Putin begründet dies mit dem angeblichen Schutz der dortigen Zivilbevölkerung vor ukrainischen Angriffen. Zweieinhalb Millionen Menschen hätten wegen der Kämpfe fliehen müssen. „Diejenigen, die geblieben sind – etwa fünf Millionen Menschen – sind nun ständigen Artillerie- und Raketenangriffen von neonazistischen Kämpfern ausgesetzt. Sie greifen Krankenhäuser und Schulen an und verüben Terroranschläge gegen Zivilisten“, behauptete Putin in seiner Mobilmachungsrede.

Was bedeutet die Teilmobilmachung konkret?

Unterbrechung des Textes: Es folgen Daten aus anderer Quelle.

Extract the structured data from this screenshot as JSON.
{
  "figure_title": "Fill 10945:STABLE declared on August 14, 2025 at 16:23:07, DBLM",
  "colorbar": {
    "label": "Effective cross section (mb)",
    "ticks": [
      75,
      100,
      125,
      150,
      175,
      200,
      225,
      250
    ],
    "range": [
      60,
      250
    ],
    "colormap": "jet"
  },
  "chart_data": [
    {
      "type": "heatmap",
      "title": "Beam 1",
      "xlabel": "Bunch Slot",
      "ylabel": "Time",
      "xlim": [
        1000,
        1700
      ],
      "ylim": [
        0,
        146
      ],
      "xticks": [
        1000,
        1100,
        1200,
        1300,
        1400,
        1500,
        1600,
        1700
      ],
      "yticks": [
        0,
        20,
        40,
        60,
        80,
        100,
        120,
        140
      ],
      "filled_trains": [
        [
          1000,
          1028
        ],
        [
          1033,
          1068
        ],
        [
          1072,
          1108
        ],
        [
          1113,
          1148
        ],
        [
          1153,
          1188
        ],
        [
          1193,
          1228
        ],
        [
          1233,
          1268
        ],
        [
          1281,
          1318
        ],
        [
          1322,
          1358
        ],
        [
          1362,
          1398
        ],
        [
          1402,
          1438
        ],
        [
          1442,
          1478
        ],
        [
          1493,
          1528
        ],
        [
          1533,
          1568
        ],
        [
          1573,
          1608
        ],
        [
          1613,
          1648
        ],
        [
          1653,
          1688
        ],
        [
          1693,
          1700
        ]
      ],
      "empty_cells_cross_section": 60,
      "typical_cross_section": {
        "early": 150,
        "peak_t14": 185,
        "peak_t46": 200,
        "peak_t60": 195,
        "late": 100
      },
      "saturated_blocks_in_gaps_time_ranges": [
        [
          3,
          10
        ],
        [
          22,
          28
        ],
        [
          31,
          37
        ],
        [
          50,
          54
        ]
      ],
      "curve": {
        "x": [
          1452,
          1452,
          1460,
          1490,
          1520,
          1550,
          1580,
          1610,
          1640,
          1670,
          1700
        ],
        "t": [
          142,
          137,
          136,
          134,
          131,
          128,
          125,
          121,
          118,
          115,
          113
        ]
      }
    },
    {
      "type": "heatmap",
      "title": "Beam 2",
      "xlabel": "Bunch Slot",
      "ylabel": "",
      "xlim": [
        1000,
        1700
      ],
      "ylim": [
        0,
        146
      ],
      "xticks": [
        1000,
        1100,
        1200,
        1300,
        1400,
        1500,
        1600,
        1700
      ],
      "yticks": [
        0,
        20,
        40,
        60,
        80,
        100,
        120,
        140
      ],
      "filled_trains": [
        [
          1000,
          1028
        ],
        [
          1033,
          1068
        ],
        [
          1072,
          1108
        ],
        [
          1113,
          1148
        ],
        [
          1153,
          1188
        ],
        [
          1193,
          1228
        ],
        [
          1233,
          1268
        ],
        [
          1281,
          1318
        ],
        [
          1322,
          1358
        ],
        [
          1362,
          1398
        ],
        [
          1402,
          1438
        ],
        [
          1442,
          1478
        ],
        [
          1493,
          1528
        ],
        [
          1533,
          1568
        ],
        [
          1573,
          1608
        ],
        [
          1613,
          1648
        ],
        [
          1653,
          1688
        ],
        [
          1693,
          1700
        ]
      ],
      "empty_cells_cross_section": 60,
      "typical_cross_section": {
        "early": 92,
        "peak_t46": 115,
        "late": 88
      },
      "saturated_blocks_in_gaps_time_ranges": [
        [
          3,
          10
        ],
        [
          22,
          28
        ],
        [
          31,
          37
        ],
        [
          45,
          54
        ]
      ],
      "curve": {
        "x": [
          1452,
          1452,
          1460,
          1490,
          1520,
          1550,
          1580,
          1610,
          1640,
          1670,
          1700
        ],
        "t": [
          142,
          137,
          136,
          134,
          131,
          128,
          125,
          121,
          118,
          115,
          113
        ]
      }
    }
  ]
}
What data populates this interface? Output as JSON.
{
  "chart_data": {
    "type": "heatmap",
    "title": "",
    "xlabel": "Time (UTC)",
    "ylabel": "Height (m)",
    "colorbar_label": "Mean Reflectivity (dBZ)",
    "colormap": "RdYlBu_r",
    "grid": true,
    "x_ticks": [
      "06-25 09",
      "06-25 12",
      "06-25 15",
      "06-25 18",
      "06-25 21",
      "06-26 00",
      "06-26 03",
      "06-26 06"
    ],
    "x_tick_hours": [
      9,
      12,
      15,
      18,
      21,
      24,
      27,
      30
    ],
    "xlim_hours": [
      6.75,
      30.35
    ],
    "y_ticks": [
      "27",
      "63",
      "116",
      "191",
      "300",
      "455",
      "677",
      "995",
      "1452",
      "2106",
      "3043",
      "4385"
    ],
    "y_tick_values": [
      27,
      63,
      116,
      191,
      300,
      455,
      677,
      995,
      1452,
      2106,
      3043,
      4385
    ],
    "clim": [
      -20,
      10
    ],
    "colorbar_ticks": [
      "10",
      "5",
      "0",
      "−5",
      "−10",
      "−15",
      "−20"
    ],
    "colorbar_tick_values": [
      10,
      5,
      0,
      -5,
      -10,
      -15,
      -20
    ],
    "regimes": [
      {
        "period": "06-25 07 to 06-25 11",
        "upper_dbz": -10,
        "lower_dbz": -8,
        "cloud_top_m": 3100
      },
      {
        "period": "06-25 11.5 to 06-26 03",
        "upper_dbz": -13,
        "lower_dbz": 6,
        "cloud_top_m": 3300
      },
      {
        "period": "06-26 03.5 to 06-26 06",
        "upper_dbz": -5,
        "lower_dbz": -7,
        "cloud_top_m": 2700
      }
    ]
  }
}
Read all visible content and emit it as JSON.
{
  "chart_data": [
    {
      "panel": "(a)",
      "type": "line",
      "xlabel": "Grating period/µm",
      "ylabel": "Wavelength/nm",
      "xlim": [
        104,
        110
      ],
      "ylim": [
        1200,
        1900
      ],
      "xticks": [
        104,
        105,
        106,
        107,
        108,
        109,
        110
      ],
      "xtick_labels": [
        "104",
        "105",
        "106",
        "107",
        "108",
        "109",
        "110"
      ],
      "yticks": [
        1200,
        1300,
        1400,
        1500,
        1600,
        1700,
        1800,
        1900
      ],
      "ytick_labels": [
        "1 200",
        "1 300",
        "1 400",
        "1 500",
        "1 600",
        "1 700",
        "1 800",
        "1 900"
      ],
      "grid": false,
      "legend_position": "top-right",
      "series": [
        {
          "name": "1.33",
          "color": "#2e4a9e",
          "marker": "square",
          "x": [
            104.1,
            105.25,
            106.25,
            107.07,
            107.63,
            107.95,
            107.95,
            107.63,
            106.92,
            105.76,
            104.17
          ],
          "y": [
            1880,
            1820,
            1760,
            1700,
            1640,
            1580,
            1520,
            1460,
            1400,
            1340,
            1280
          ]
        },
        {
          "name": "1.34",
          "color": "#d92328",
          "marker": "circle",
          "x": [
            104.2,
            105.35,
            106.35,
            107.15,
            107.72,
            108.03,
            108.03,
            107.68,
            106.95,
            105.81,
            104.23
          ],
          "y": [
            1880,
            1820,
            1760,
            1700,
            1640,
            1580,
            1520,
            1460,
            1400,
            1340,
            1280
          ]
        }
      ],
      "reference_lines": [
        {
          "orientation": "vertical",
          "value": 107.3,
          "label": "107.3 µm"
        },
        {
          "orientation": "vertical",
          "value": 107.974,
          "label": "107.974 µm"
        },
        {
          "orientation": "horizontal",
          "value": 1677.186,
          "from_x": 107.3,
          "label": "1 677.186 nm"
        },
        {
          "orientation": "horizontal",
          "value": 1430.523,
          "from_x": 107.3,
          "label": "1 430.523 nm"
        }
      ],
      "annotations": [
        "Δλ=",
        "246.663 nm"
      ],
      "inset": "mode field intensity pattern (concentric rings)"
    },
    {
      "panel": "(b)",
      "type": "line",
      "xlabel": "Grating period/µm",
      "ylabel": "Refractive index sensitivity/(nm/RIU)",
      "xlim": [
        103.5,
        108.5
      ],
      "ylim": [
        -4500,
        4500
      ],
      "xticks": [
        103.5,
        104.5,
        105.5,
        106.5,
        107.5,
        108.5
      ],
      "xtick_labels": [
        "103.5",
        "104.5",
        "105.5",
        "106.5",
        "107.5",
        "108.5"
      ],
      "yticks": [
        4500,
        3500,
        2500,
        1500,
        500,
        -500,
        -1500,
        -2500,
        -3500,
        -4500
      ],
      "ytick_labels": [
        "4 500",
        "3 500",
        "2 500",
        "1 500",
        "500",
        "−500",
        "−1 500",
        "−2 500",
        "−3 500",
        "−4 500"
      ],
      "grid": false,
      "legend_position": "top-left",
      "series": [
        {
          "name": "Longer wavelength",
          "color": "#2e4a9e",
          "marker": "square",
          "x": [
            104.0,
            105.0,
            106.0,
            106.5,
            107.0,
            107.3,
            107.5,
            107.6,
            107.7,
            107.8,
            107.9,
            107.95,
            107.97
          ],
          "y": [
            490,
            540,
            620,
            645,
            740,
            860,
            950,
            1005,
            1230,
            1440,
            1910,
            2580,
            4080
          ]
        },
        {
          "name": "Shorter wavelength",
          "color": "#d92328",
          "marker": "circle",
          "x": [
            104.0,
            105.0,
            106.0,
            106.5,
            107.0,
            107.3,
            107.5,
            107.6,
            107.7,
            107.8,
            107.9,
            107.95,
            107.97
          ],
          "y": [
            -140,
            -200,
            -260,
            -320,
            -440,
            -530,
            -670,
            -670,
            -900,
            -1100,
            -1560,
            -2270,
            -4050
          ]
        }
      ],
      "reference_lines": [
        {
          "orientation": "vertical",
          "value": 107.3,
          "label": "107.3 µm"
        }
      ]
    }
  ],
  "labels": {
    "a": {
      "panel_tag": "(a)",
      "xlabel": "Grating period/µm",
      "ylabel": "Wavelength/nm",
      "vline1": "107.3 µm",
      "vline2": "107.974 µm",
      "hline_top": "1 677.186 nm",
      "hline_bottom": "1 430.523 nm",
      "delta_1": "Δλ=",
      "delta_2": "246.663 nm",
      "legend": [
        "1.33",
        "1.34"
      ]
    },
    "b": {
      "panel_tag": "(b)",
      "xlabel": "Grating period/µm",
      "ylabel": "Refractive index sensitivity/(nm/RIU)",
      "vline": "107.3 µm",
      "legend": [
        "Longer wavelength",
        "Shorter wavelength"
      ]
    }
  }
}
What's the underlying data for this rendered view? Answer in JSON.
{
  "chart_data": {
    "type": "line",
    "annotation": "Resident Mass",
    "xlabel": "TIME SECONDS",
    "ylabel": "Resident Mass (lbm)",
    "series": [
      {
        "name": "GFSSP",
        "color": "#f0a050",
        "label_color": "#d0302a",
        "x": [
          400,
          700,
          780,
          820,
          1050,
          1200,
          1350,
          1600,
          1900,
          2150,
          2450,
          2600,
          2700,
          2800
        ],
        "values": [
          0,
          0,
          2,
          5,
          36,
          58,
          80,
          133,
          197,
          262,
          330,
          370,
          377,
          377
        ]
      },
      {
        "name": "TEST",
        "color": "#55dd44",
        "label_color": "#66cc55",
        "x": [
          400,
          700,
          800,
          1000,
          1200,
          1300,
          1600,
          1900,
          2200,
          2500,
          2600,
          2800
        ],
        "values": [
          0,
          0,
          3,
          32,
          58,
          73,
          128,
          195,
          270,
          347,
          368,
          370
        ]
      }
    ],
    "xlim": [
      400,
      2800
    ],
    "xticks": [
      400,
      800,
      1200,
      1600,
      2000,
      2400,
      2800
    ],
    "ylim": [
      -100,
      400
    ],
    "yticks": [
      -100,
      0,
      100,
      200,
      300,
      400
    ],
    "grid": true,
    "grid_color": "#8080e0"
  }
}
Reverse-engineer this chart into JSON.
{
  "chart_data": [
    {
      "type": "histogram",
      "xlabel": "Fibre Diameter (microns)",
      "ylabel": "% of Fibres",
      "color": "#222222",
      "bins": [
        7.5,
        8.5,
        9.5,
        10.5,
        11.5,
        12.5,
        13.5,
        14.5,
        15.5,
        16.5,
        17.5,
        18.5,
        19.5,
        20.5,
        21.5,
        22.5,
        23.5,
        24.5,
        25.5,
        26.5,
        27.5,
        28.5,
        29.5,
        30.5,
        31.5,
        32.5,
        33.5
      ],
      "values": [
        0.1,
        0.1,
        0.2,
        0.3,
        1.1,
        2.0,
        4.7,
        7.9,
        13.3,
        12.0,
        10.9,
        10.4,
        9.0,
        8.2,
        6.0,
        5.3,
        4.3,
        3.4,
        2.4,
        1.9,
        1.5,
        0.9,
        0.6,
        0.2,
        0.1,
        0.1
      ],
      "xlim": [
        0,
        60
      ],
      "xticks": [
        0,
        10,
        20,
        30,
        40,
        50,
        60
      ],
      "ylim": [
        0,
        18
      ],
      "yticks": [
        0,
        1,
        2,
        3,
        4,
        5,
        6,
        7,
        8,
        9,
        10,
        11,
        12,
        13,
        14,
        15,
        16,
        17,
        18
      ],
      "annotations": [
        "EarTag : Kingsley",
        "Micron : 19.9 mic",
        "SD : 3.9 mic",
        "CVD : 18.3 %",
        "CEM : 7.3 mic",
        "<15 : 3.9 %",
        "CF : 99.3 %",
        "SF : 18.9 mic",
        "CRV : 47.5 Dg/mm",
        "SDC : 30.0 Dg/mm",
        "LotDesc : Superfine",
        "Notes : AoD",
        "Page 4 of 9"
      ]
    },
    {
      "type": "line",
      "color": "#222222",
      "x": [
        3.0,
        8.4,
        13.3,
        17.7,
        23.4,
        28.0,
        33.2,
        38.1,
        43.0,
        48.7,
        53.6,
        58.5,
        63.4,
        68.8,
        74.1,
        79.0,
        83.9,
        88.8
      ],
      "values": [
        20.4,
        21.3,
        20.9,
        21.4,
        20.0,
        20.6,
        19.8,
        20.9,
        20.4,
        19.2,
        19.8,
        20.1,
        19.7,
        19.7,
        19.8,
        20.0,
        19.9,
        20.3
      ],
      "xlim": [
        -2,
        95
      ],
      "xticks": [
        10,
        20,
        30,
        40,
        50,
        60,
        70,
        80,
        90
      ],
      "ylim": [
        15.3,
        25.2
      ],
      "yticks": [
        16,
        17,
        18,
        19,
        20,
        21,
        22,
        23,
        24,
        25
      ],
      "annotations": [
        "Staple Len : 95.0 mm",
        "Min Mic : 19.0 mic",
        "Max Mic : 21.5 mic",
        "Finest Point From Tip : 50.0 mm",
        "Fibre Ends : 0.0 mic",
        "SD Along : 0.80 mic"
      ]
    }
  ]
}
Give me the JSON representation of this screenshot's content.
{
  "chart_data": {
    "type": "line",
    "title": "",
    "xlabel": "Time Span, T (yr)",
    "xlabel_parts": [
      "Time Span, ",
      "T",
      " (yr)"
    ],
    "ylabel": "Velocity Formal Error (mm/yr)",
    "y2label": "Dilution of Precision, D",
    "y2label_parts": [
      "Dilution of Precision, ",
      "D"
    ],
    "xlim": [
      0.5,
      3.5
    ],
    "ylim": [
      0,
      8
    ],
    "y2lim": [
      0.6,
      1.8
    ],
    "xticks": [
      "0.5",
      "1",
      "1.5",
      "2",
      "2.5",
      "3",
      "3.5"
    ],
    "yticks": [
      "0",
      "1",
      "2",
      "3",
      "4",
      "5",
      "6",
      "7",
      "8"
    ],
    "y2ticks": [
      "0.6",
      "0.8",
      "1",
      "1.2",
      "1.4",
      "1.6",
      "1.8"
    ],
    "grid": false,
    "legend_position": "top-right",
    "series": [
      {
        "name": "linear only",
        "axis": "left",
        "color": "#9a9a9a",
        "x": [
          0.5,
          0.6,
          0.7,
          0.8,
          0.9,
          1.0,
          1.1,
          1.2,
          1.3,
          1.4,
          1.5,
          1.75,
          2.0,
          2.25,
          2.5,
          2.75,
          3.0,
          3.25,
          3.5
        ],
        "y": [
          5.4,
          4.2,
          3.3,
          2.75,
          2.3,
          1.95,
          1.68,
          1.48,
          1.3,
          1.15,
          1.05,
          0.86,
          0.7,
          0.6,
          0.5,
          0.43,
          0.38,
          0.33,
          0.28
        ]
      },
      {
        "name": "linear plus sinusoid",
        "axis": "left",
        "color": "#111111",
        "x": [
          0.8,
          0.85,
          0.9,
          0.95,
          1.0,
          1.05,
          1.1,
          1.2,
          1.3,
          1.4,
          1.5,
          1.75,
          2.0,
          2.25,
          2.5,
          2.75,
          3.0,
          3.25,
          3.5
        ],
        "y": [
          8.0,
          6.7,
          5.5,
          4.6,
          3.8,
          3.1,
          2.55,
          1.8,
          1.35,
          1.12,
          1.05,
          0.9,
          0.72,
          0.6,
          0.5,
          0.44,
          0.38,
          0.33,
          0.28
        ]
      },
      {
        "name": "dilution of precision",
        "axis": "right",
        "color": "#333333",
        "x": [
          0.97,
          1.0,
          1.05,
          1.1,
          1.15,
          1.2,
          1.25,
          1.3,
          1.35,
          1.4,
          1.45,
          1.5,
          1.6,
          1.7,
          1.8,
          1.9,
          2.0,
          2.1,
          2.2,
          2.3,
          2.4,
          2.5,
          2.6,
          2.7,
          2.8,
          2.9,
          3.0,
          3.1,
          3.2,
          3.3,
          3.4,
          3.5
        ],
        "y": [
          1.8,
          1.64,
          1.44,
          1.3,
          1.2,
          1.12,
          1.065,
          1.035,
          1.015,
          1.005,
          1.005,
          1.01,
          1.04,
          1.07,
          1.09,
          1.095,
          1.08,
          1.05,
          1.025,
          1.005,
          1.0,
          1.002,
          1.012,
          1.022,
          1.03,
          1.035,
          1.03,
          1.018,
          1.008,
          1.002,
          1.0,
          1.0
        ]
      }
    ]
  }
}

Der Erlass zwingt Russen zur Kriegsteilnahme, die bislang – zumindest theoretisch – freiwillig war. Eingezogen werden sollen 300.000 Reservisten, und zwar ab sofort. Laut Angaben des Verteidigungsministeriums sind ehemalige Wehrpflichtige sowie Zeitsoldaten mit Mannschaftsdienstgrad im Alter bis 35 Jahre und Reserveoffiziere der unteren Dienstgrade bis 45 Jahre betroffen. In erster Linie sollen demnach Männer mit Kampferfahrung und einer militärischen Spezialausbildung in den Krieg geschickt werden.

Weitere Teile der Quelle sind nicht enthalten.